Q. Dear Zenagos, I am starting my own business, and I feel fortunate that some family members and friends have told me that they want to invest in my business. But, I realize that I don’t know the first thing about getting investors. How does investment work?
Congratulations! If you have people who want to invest in you and your business, things are going swimmingly! Usually, you start a company, and an investor gives you money in exchange for shares of stock (“equity”) in your company. There are laws governing who can buy stock. Anyone can buy stock in a public company that has “registered” its stock (also called “securities”) with the SEC. When a stock is registered, it can be traded on a stock exchange (like NASDAQ or the New York Stock Exchange) and bought through approved brokers. These are the big fish that you see on the news.
However, registration is an involved and expensive process. Most businesses are small fry and qualify for an exemption (under SEC Regulation D) that lets them issue stock without registering. Stocks that are unregistered are called “restricted stock” or “unregistered securities.” In order to protect the public from fishy investments, U.S. laws limit who can invest in restricted stock. Accredited Investors can usually make these kinds of investments. In some cases, non-accredited investors can, as well.
What is an “Accredited Investor”?
“Accredited Investors” are individuals (or entities) who meet certain criteria. They need to have a high income (at least $200,000 per year) and a high net worth (at least $1 million), among other things. The idea behind the law is that such people with deep pockets have a high level of financial sophistication and are able to evaluate financial risks, so the law allows them to fish in deeper water. Laws vary by state and situation, but Accredited Investors are much more likely to be eligible to invest in a private company’s stock than non-accredited investors. However, given the wealth requirements, if you need to have Accredited Investors, you’ll be fishing in a relatively small pond.
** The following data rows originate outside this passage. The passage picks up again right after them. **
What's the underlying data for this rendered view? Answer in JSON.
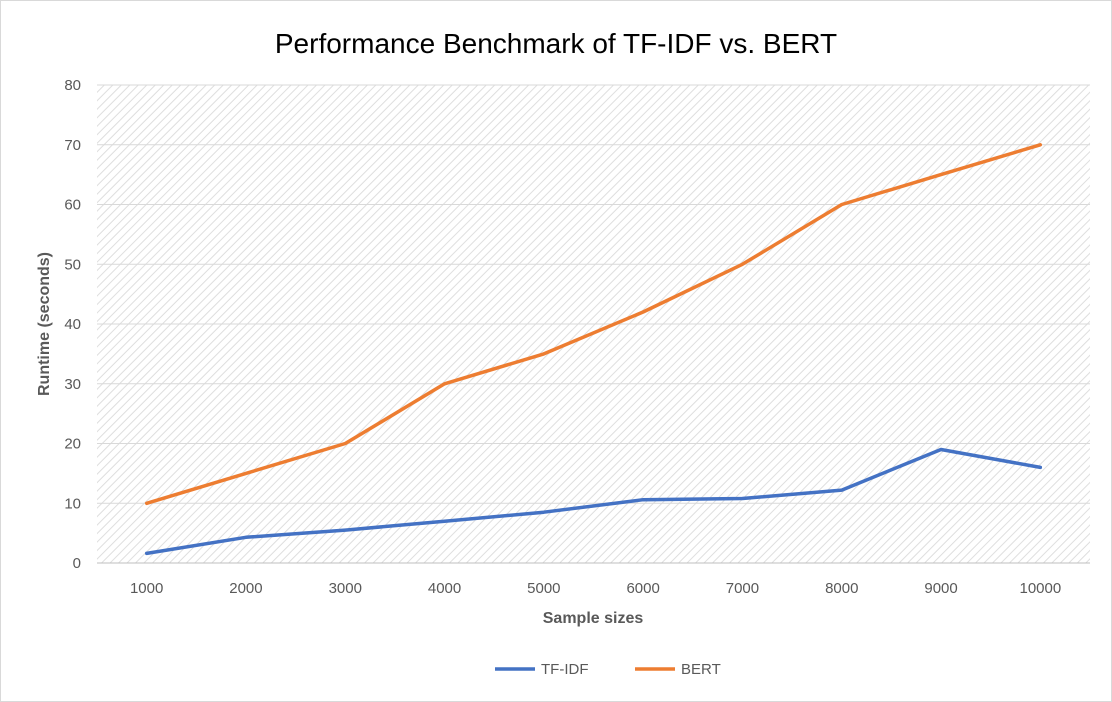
{
  "chart_data": {
    "type": "line",
    "title": "Performance Benchmark of TF-IDF vs. BERT",
    "xlabel": "Sample sizes",
    "ylabel": "Runtime (seconds)",
    "categories": [
      "1000",
      "2000",
      "3000",
      "4000",
      "5000",
      "6000",
      "7000",
      "8000",
      "9000",
      "10000"
    ],
    "ylim": [
      0,
      80
    ],
    "yticks": [
      0,
      10,
      20,
      30,
      40,
      50,
      60,
      70,
      80
    ],
    "grid": true,
    "legend_position": "bottom",
    "series": [
      {
        "name": "TF-IDF",
        "color": "#4472C4",
        "values": [
          1.6,
          4.3,
          5.5,
          7.0,
          8.5,
          10.6,
          10.8,
          12.2,
          19.0,
          16.0
        ]
      },
      {
        "name": "BERT",
        "color": "#ED7D31",
        "values": [
          10,
          15,
          20,
          30,
          35,
          42,
          50,
          60,
          65,
          70
        ]
      }
    ]
  }
}
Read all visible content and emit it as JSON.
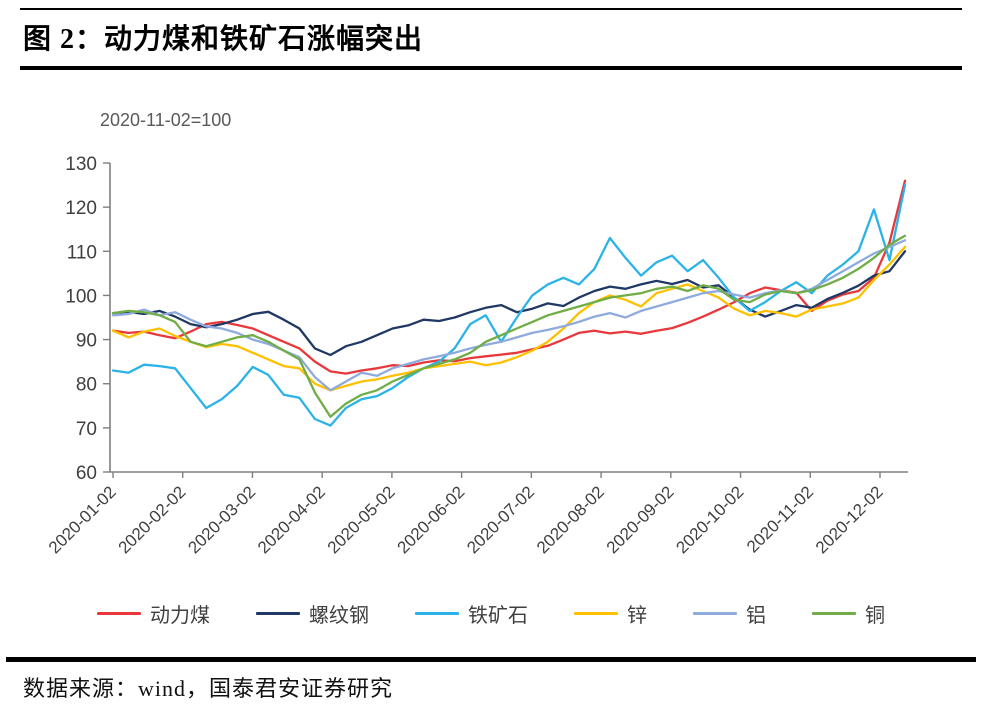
{
  "page": {
    "title": "图 2：动力煤和铁矿石涨幅突出",
    "source": "数据来源：wind，国泰君安证券研究"
  },
  "chart_data": {
    "type": "line",
    "subtitle": "2020-11-02=100",
    "title": "动力煤和铁矿石涨幅突出",
    "ylim": [
      60,
      130
    ],
    "y_ticks": [
      60,
      70,
      80,
      90,
      100,
      110,
      120,
      130
    ],
    "x_tick_labels": [
      "2020-01-02",
      "2020-02-02",
      "2020-03-02",
      "2020-04-02",
      "2020-05-02",
      "2020-06-02",
      "2020-07-02",
      "2020-08-02",
      "2020-09-02",
      "2020-10-02",
      "2020-11-02",
      "2020-12-02"
    ],
    "x_range_note": "daily data 2020-01-02 to mid-December 2020, sampled ~weekly below",
    "grid": false,
    "legend_position": "bottom",
    "series": [
      {
        "name": "动力煤",
        "slug": "thermal-coal",
        "color": "#E9383C",
        "values": [
          92,
          91.5,
          91.8,
          91,
          90.3,
          91.8,
          93.5,
          94,
          93.3,
          92.5,
          91,
          89.5,
          88,
          85,
          82.8,
          82.3,
          83,
          83.5,
          84.2,
          84,
          84.8,
          85.3,
          85.1,
          85.8,
          86.2,
          86.6,
          87,
          87.8,
          88.6,
          90,
          91.5,
          92,
          91.4,
          91.8,
          91.3,
          92,
          92.6,
          93.8,
          95.2,
          96.8,
          98.5,
          100.5,
          101.8,
          101.2,
          100.6,
          96.5,
          98.8,
          100.2,
          101,
          104,
          112,
          126
        ]
      },
      {
        "name": "螺纹钢",
        "slug": "rebar",
        "color": "#1F3864",
        "values": [
          96,
          96.3,
          95.8,
          96.5,
          95.2,
          93.5,
          92.8,
          93.5,
          94.5,
          95.8,
          96.3,
          94.5,
          92.5,
          88,
          86.5,
          88.5,
          89.5,
          91,
          92.5,
          93.2,
          94.5,
          94.2,
          95,
          96.2,
          97.2,
          97.8,
          96.2,
          97,
          98.2,
          97.6,
          99.5,
          101,
          102,
          101.5,
          102.5,
          103.3,
          102.6,
          103.5,
          101.8,
          102.3,
          99.5,
          96.8,
          95.2,
          96.5,
          97.8,
          97.2,
          99.2,
          100.6,
          102.2,
          104.5,
          105.5,
          110
        ]
      },
      {
        "name": "铁矿石",
        "slug": "iron-ore",
        "color": "#2BB3E8",
        "values": [
          83,
          82.5,
          84.3,
          84,
          83.5,
          79,
          74.5,
          76.5,
          79.5,
          83.8,
          82,
          77.5,
          76.8,
          72,
          70.5,
          74.5,
          76.5,
          77.2,
          79,
          81.5,
          83.5,
          85,
          88,
          93.5,
          95.5,
          89.5,
          95,
          100,
          102.5,
          104,
          102.5,
          106,
          113,
          108.5,
          104.5,
          107.5,
          109,
          105.5,
          108,
          104,
          99.5,
          96.5,
          98.5,
          101,
          103,
          100.5,
          104.5,
          107,
          110,
          119.5,
          108,
          125
        ]
      },
      {
        "name": "锌",
        "slug": "zinc",
        "color": "#FFC000",
        "values": [
          92,
          90.5,
          91.8,
          92.5,
          90.8,
          89.5,
          88.3,
          89,
          88.5,
          87,
          85.5,
          84,
          83.5,
          80,
          78.5,
          79.5,
          80.5,
          81,
          81.8,
          82.5,
          83.5,
          84,
          84.5,
          85,
          84.2,
          84.8,
          86,
          87.5,
          89.5,
          92.5,
          96,
          98.5,
          100,
          99,
          97.5,
          100.5,
          101.5,
          102.5,
          101,
          99.5,
          97,
          95.5,
          96.5,
          96,
          95.2,
          96.8,
          97.5,
          98.2,
          99.5,
          103.5,
          107,
          111
        ]
      },
      {
        "name": "铝",
        "slug": "aluminum",
        "color": "#8FAADC",
        "values": [
          95.5,
          95.8,
          96.8,
          95.5,
          96.2,
          94.5,
          93,
          92.5,
          91.5,
          90,
          89,
          87.5,
          86,
          81.5,
          78.5,
          80.5,
          82.5,
          81.8,
          83.5,
          84.5,
          85.5,
          86.2,
          87,
          88,
          88.8,
          89.5,
          90.5,
          91.5,
          92.2,
          93,
          94,
          95.2,
          96,
          95,
          96.5,
          97.5,
          98.5,
          99.5,
          100.5,
          101,
          100.2,
          99.5,
          100.5,
          101.2,
          100.5,
          101.5,
          103.5,
          105.5,
          107.5,
          109.5,
          111,
          112.5
        ]
      },
      {
        "name": "铜",
        "slug": "copper",
        "color": "#70AD47",
        "values": [
          96,
          96.5,
          96.2,
          95.5,
          94,
          89.5,
          88.5,
          89.5,
          90.5,
          91,
          89.5,
          87.5,
          85.5,
          78,
          72.5,
          75.5,
          77.5,
          78.5,
          80.5,
          82,
          83.5,
          84.5,
          85.5,
          87,
          89.5,
          91,
          92.5,
          94,
          95.5,
          96.5,
          97.5,
          98.5,
          99.5,
          100,
          100.5,
          101.5,
          102,
          101,
          102.3,
          101.5,
          99,
          98.5,
          100.2,
          101,
          100.5,
          101.2,
          102.5,
          104,
          106,
          108.5,
          111.5,
          113.5
        ]
      }
    ]
  }
}
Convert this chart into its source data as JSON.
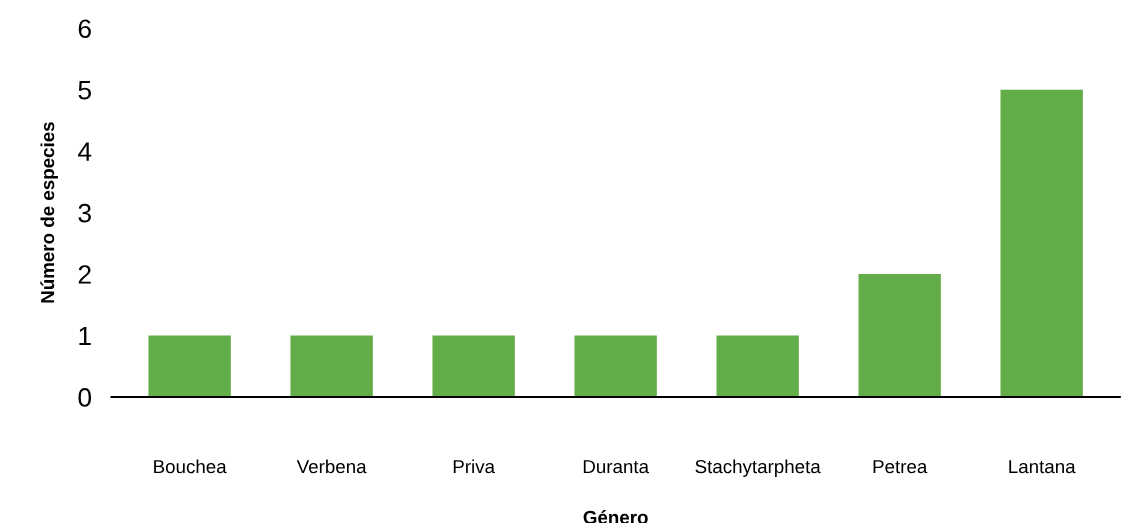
{
  "chart_data": {
    "type": "bar",
    "xlabel": "Género",
    "ylabel": "Número de especies",
    "categories": [
      "Bouchea",
      "Verbena",
      "Priva",
      "Duranta",
      "Stachytarpheta",
      "Petrea",
      "Lantana"
    ],
    "values": [
      1,
      1,
      1,
      1,
      1,
      2,
      5
    ],
    "color": "#62ad47",
    "ylim": [
      0,
      6
    ],
    "yticks": [
      0,
      1,
      2,
      3,
      4,
      5,
      6
    ],
    "grid": false,
    "legend": false
  }
}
Who can invest in a small business?
The good news is that if you are going to ask for less than $10 million of investment in a 12-month period, you most likely fall under exemptions that allow you to take investment from non-accredited investors. Most of us can make do with less than $10 million (!). If you’re in that category, then most people are eligible to invest (depending on state and local laws). However, you can’t afford to assume; the smart thing to do is to develop a relationship with a local small business attorney – preferably, someone who has been referred to you – and get advice on how you should issue stock. If you take a shortcut with prefab legal documents, you could miss important details. Don’t take the bait – protect yourself by getting an attorney. The legal fees will feel like a lot, but they are worth it if they prevent you from getting into hot water later.
What else is important?
It is wise to spend some more time learning about investors before you engage with them, even if they are your family and/or friends. Do some research on the types of investors, figure out how much investment you need, and look into alternatives to investment. By putting in the time in advance, you will tip the scales in your favor.